Sunday, July 8, 2012

Redesign of Mississippi's government website missing important information

It looks as though the state's government website, www.ms.gov, has gone through an update.  The State hired NIC, Inc. (NASDAQ: EGOV) to perform the redesign.  You can review the contract between Mississippi and NIC here.

There's no doubt that the usability of the website is improved.  Links to pages where you can renew your driver's or fishing license are easy to find, as is the link to Transparency Mississippi, where you delve into the numbers behind state government.  Numbers like these:


Agencies with highest number of state employees

  1. Department of Transportation - 3,335
  2. Department of Human Services - 3,301
  3. Department of Corrections - 2,819
  4. Department of Health - 2,407
  5. Mississippi State Hospital - 2,014
Budget allocation for Department of Education
  1. FY2012 - $3,249,593,330.00
  2. FY2011 - $3,305,405,735.00
  3. FY2010 - $3,459,958,045.00
  4. FY2009 - $3,301,032,876.00
  5. FY2008 - $3,284,285,837.00
What you won't see, but should, are the numbers that show the mess we're in, the plans for getting out of it, and how well those plans are working.  The reason you won't see those things are because they are not what motivates a majority of statewide elected officials and members of the Legislature.  And they don't motivate them because we give those politicians the impression that those things don't bother us, either.

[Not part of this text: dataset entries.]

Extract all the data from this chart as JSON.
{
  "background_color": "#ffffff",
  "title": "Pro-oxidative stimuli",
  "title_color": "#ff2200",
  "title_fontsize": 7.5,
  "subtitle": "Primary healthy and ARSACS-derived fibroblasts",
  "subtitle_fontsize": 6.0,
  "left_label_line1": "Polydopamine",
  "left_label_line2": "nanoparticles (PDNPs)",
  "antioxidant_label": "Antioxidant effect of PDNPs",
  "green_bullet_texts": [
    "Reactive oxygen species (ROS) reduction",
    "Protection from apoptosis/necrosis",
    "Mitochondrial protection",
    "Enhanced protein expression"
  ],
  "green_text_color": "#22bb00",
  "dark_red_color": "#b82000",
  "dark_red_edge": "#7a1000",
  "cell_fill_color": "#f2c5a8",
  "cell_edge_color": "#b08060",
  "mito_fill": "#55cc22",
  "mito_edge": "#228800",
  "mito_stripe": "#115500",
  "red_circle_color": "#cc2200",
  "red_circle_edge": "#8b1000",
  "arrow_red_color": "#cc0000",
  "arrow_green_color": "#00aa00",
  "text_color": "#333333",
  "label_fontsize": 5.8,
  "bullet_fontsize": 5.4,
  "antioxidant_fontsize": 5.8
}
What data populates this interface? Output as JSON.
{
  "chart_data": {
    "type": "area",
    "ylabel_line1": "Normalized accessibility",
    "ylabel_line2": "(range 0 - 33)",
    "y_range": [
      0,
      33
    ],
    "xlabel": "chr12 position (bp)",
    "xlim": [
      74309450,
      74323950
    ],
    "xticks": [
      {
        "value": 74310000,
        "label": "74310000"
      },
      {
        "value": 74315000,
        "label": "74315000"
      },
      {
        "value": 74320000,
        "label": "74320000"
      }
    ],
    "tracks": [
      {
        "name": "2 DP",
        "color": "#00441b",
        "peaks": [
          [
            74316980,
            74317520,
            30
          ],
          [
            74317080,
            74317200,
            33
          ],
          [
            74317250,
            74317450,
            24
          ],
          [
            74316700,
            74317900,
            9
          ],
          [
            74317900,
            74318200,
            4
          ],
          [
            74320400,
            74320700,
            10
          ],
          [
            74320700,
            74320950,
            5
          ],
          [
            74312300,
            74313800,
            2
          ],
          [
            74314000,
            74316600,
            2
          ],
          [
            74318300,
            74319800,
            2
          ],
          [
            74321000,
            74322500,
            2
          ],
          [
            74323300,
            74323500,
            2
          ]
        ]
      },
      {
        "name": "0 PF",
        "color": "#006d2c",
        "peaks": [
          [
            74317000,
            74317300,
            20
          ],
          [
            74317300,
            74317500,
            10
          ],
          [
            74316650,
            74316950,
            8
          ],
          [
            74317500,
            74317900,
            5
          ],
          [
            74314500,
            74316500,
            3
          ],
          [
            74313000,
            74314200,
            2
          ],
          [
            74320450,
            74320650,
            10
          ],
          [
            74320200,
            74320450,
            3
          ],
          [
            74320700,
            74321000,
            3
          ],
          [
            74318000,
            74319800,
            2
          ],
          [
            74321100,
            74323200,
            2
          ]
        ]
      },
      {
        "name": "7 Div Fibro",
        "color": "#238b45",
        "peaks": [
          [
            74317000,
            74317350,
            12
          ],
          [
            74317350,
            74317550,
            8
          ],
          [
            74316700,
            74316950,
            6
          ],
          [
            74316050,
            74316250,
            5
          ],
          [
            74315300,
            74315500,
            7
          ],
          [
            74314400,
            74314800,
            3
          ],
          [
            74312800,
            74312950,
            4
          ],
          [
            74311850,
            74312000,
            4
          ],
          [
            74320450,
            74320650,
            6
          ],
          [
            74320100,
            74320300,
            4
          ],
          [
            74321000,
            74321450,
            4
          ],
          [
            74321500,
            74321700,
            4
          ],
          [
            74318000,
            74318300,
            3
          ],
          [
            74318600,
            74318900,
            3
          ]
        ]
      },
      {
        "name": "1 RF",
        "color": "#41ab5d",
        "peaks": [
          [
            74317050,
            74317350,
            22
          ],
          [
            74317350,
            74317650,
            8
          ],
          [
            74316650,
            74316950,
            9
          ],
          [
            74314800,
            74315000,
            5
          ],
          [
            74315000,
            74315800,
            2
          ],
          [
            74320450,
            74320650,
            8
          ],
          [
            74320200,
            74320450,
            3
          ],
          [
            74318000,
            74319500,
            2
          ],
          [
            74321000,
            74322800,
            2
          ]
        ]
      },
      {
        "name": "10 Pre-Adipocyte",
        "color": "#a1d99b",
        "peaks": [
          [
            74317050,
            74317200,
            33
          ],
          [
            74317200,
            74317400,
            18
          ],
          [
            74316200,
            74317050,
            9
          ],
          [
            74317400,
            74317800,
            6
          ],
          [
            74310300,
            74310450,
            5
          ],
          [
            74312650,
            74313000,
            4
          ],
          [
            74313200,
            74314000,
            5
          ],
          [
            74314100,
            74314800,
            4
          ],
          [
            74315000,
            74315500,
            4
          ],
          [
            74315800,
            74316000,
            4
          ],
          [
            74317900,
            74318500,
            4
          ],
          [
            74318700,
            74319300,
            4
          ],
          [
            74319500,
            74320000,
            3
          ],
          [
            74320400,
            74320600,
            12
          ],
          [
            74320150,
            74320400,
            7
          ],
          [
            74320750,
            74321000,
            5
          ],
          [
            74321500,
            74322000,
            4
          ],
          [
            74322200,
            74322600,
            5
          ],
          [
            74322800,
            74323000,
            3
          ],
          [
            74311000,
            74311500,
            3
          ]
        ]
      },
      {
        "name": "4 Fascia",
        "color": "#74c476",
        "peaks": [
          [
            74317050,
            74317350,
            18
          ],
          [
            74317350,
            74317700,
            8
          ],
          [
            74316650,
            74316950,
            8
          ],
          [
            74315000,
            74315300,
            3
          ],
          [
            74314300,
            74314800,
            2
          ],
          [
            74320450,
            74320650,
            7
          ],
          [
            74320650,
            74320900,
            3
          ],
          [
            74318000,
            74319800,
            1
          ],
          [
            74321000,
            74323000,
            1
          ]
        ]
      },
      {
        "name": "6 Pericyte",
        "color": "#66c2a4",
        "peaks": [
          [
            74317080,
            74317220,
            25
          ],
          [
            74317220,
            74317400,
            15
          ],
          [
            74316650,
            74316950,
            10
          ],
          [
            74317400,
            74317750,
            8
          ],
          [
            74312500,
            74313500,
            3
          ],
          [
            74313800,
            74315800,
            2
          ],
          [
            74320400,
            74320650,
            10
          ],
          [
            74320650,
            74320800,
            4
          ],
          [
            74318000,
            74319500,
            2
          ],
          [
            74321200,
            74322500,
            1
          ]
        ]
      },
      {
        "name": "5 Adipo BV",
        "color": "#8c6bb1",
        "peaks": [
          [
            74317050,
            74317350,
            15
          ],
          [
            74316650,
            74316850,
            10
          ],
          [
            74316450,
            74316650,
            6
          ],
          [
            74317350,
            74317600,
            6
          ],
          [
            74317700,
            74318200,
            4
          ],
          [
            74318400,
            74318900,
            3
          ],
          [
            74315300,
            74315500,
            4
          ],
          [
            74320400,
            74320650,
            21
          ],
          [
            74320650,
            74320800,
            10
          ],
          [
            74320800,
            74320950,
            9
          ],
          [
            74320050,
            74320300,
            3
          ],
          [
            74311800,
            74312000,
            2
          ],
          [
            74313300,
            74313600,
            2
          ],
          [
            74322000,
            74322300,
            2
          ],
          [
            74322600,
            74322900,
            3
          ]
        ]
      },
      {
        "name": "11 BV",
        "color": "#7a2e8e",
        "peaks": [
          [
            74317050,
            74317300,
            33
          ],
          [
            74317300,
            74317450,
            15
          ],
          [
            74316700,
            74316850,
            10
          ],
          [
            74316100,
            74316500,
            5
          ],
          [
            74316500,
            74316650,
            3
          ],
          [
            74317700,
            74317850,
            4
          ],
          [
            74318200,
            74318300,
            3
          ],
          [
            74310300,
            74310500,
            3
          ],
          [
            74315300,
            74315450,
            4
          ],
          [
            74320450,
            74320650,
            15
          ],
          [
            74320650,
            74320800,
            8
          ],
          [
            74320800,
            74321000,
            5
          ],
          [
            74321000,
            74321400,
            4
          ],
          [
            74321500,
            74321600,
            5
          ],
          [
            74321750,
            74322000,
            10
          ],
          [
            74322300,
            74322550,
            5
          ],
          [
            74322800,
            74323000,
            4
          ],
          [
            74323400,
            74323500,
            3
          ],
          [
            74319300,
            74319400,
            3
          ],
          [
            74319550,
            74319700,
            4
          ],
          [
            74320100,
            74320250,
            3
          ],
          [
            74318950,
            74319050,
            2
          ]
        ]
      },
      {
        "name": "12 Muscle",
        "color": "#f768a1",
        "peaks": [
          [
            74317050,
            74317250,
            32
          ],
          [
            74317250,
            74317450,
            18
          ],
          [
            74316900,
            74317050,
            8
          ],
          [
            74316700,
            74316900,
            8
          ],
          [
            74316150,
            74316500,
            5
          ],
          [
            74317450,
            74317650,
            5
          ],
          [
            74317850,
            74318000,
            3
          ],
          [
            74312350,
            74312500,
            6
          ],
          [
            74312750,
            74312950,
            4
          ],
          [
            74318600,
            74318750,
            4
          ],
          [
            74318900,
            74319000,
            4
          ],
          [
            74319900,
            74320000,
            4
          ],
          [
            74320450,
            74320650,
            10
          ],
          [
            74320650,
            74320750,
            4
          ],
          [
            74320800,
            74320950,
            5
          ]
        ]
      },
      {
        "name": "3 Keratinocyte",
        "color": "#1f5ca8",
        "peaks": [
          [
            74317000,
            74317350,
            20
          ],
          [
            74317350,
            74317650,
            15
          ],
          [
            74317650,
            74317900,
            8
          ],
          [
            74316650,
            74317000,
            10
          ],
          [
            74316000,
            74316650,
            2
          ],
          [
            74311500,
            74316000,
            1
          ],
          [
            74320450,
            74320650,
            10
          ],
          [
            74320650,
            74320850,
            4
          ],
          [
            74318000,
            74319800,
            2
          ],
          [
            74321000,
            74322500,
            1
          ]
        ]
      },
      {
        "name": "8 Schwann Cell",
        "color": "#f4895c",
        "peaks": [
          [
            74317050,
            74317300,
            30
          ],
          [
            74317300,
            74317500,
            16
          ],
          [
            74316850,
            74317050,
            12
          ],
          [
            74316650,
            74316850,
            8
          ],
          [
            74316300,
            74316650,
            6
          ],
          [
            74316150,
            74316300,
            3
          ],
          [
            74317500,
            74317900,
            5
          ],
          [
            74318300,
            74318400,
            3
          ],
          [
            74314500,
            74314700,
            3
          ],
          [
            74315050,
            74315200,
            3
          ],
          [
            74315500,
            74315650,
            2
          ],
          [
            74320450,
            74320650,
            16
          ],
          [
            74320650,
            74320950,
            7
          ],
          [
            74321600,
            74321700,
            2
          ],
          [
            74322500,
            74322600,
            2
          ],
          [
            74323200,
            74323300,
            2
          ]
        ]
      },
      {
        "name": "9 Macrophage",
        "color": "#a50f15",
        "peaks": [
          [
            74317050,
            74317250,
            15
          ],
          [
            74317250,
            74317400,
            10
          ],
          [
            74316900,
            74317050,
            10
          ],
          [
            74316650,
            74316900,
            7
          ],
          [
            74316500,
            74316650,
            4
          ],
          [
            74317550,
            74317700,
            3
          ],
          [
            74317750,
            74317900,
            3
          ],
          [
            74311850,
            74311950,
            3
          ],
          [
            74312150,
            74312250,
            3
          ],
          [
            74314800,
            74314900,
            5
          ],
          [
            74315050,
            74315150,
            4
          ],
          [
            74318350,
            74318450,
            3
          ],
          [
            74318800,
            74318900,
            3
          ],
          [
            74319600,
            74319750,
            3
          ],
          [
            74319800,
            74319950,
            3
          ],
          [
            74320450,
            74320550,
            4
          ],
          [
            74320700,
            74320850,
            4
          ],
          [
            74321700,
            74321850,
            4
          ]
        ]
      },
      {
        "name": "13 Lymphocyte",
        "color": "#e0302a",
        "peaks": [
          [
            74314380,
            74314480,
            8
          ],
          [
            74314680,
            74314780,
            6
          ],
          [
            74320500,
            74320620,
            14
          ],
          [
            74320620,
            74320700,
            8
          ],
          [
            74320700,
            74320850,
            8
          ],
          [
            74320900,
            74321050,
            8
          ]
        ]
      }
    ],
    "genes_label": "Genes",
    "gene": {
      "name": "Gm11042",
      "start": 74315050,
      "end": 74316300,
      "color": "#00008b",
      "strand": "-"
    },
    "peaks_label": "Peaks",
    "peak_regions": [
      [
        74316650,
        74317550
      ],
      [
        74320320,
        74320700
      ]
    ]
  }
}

So as a state, instead of recognizing that we're doing a terrible job preparing our kids to enter a world that is more sexually-explicit each day, we pretend that more Jesus and less condoms is the magic formula that will save our kids from gonorrhea and teen pregnancy.  Rather than investing in our education system so we can get off the bottom and one day offer a strong workforce to companies looking to locate here, we continue to underfund it.  And instead of doing something about the roughly 20% of us without health insurance, people line up for the chance to shoot the bird at an exceedingly generous federal program that benefits Mississippi almost more than any other state.

You'll find a lot of links on the State's new website to make interacting with state government a bit easier.  But if you want any real answers to Mississippi's problems, don't look there.  If you want those, you're going to have to look inside yourselves.